A lot of food blog-a-zine editors are asking their readers if they have any food- and cooking-related New Year’s resolutions. I always have a few swimming around in the back of my brain, but the ones I want to focus on most include:
Broadening my palate. I want to taste new flavors and learn new flavor combinations. I get the basic salt and pepper, and understand the whys of mirepoix and sofrito, and I’ve gotten to touch on tadkas from Indian cuisine (though I may have used the term incorrectly in that context—basically, I mean a basic series of spices and how to handle them, mostly by heating them or frying them in oil before grinding them down), and all the combinations I learned from last semester’s Pacific Rim’s class, playing with different spices, curries, vinegars, spices, chilis, and on and on and on. I’d like to learn more about the chemistry of taste—how to combine flavors so that they “make sense” to the tongue, not necessarily to shock and surprise the tongue (I’m not that avant garde). (To read: A Platter of Figs by David Tanis)
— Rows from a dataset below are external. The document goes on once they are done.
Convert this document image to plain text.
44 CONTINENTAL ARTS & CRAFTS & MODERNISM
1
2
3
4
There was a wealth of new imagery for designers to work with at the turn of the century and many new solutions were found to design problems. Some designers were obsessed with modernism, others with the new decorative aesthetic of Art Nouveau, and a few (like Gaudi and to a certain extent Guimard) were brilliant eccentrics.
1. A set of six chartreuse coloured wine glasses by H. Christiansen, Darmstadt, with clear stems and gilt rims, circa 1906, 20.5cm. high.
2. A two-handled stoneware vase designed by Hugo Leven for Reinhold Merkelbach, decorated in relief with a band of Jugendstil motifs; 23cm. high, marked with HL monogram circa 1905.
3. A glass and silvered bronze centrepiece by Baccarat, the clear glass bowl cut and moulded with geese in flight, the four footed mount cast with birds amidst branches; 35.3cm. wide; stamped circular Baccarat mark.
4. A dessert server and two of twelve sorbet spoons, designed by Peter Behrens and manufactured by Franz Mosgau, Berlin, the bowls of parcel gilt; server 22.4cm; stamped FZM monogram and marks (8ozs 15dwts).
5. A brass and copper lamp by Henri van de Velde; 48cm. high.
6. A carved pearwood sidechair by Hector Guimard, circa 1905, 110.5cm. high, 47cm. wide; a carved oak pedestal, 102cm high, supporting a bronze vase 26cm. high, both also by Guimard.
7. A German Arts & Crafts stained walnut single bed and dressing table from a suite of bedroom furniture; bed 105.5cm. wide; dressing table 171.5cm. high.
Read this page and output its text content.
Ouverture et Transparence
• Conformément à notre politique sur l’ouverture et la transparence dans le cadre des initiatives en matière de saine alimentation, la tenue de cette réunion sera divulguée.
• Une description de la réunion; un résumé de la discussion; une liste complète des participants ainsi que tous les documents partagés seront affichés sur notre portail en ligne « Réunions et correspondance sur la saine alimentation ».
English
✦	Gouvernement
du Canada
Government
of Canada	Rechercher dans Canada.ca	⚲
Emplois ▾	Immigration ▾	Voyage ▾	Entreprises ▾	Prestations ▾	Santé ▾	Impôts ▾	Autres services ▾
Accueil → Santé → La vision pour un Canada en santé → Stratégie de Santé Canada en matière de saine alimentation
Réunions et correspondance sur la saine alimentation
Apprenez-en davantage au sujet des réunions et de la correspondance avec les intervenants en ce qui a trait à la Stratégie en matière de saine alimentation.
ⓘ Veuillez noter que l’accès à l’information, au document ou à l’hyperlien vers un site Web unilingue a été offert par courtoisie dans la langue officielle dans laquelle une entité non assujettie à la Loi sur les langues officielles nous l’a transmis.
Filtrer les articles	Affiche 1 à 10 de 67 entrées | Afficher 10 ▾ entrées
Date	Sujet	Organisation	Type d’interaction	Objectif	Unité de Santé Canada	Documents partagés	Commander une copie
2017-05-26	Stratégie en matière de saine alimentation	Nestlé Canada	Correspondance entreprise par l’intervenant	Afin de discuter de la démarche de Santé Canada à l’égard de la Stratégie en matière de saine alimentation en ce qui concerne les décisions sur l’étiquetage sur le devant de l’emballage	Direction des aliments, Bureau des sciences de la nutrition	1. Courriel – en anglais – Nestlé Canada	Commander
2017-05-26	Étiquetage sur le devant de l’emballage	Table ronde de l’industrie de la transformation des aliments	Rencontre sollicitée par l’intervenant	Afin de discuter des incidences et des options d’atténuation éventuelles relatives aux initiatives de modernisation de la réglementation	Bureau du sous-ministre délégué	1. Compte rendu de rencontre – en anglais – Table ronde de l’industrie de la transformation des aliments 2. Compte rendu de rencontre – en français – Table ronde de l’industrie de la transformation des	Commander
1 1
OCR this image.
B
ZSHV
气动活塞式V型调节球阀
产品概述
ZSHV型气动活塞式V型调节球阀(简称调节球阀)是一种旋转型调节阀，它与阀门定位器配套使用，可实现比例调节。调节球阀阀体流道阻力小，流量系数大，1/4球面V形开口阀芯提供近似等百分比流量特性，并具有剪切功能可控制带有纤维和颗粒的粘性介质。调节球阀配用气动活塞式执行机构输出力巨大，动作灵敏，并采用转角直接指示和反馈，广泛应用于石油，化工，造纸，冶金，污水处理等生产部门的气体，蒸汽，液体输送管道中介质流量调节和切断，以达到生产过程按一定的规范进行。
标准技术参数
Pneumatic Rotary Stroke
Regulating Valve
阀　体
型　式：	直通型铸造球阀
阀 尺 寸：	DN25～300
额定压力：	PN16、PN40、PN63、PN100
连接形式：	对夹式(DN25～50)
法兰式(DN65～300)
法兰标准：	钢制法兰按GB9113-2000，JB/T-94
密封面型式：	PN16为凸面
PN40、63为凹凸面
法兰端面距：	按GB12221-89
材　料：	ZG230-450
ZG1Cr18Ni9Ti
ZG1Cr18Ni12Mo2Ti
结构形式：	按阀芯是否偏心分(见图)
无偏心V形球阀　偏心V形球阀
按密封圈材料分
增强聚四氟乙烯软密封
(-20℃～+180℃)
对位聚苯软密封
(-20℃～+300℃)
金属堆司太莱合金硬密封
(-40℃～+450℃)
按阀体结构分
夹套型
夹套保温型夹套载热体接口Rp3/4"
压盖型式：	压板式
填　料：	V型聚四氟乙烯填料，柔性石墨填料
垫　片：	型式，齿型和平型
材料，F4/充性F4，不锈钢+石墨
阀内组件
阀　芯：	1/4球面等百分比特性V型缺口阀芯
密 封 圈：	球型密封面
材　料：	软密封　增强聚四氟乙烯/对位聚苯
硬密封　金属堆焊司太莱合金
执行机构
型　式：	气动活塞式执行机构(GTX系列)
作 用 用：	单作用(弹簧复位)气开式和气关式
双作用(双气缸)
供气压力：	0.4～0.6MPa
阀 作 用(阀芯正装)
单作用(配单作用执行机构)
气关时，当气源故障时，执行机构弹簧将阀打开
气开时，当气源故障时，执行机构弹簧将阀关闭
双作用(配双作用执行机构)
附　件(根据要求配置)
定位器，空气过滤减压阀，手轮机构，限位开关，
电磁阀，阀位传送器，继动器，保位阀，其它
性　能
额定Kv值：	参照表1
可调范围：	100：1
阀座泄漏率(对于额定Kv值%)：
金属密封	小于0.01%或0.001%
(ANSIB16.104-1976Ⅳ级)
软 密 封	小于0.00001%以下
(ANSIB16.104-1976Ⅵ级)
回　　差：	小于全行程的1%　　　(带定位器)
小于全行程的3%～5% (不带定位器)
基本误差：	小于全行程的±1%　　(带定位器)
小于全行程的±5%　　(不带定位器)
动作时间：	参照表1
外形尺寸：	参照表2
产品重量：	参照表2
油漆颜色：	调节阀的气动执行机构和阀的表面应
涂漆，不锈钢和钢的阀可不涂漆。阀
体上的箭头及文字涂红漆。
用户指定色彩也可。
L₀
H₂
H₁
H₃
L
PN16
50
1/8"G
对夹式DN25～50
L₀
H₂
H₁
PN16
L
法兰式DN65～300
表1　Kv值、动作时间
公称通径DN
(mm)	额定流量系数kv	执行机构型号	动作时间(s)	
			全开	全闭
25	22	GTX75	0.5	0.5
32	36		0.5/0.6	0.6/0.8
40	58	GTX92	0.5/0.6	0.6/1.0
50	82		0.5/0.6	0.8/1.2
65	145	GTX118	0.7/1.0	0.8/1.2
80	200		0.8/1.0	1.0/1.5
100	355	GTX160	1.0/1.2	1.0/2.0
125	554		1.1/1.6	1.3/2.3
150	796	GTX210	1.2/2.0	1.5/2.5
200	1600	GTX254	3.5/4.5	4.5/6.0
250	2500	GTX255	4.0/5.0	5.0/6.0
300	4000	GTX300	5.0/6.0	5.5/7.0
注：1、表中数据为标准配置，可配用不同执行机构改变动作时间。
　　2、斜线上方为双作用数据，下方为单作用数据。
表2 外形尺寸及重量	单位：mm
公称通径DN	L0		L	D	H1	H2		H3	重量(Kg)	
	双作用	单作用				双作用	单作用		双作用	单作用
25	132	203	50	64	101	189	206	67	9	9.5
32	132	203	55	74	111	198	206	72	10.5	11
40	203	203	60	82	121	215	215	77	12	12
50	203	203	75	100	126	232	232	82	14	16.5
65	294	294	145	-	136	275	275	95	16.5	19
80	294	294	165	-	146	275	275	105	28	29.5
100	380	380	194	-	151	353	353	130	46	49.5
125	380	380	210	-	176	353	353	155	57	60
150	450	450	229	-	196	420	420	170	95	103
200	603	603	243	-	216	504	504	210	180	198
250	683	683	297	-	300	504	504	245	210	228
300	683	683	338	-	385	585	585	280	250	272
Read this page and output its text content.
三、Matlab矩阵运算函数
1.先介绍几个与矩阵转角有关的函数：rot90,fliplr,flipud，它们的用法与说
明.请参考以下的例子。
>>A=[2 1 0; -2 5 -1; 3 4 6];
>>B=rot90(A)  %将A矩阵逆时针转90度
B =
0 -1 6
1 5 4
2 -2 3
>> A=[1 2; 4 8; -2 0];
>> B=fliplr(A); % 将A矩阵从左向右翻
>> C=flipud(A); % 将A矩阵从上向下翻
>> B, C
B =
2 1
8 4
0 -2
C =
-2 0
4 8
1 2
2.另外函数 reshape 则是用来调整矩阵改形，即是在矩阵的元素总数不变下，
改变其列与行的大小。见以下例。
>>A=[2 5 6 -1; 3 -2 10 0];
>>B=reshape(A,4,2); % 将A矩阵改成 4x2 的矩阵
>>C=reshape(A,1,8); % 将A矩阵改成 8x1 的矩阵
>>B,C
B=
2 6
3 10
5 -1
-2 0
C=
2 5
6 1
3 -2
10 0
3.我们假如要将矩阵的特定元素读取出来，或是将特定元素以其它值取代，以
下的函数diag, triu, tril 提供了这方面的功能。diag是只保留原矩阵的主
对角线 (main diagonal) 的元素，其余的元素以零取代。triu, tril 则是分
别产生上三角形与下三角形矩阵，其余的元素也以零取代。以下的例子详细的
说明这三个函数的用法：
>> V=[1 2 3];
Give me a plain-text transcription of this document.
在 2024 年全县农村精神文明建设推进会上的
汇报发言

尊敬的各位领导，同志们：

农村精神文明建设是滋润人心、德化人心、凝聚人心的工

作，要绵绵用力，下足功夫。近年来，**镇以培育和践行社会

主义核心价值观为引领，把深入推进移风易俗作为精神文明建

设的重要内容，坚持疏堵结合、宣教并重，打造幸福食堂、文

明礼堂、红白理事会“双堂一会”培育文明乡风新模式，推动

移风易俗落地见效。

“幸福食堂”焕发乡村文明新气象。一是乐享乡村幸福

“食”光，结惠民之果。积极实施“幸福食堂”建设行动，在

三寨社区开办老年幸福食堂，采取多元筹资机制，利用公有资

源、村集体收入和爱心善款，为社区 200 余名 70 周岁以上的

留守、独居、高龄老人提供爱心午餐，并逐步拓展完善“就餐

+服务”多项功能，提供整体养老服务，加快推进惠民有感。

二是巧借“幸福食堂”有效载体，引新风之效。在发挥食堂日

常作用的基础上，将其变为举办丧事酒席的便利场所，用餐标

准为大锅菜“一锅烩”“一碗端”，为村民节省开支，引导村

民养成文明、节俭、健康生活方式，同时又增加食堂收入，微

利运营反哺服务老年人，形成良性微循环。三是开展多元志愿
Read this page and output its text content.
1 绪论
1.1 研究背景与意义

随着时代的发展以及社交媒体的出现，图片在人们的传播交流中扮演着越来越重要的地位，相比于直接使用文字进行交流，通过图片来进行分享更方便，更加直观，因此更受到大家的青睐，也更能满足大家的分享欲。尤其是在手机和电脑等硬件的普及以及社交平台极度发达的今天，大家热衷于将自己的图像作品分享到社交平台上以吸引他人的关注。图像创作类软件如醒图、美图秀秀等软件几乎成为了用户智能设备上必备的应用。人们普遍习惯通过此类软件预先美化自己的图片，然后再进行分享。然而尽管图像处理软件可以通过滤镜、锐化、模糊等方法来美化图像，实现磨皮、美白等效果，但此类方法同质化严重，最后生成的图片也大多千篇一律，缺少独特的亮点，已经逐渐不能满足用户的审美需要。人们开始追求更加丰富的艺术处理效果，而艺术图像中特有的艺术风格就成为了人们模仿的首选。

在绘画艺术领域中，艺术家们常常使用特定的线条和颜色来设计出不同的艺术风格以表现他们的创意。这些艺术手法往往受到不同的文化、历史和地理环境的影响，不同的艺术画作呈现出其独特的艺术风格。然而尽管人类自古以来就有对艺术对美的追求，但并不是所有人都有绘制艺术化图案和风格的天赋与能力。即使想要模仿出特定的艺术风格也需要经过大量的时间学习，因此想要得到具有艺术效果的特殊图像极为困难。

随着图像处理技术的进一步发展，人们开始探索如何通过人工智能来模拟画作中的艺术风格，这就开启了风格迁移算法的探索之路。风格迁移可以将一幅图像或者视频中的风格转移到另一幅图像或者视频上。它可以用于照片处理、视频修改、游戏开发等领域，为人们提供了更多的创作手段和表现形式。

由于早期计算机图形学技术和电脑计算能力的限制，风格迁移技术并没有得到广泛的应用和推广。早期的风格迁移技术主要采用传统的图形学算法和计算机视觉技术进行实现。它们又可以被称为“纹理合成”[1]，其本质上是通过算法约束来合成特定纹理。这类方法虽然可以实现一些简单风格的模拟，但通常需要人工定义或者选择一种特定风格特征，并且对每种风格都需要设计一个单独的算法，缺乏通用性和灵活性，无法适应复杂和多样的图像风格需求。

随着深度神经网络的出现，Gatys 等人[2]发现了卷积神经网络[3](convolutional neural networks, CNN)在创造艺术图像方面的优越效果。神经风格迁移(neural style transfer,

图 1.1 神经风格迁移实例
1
Cooking with more produce. I want to introduce both a greater quantity and a greater variety of produce into my cooking. If I learned anything from last semester’s nutrition class, it’s that a diet high in produce is a diet high in good nutrition. The Downtown Phoenix Public Market played a big role, and I’d like to start going to local farmers’ markets again every week, both for the variety, but because it was nice to once again have vegetables that tasted like what they are. I also want to make use of Hun's love for fruit and incorporate it more as dessert options, since it can't all be baked and bready goodness! I learned a wonderful lesson, eating the Chinese pears, kiwi fruit, and oranges that his mom would slice up and serve to us after dinner--what a treat! (To read: The Art of Simple Food by Alice Waters)
Learning new techniques. I’m comfortable with the old-school stuff—if someone tells me to brown some meat, then braise it, I can hack it without a recipe. Thicken with a roux? No problem. But my resolution is broader than that. How, for example, would I cook game so that it didn’t taste gamy? What’s the best way to flambé? How does my mom keep her arroz caldo so white? Stuff like that! (To read: The Elements of Cooking by Michael Ruhlman)
Learning more classical recipes. I love knowing about those tried-and-tested dishes, from the Philippines’ adobo recipes to French coq au vin, and I want to know more—schnitzel, salmon lomi, jerk chicken, etc. I've already started, cooking the traditional black-eyed peas and collard greens on New Year's Day! Tasty! (To read: How to Cook Everything by Mark Bittman)
Reading more in general. All of those things above will come from my pursuit of knowledge. Luckily, my library is filled with cooking DVDs and books on food.
Overall, I’m looking forward to a more healthful, creative, and educational year in the kitchen!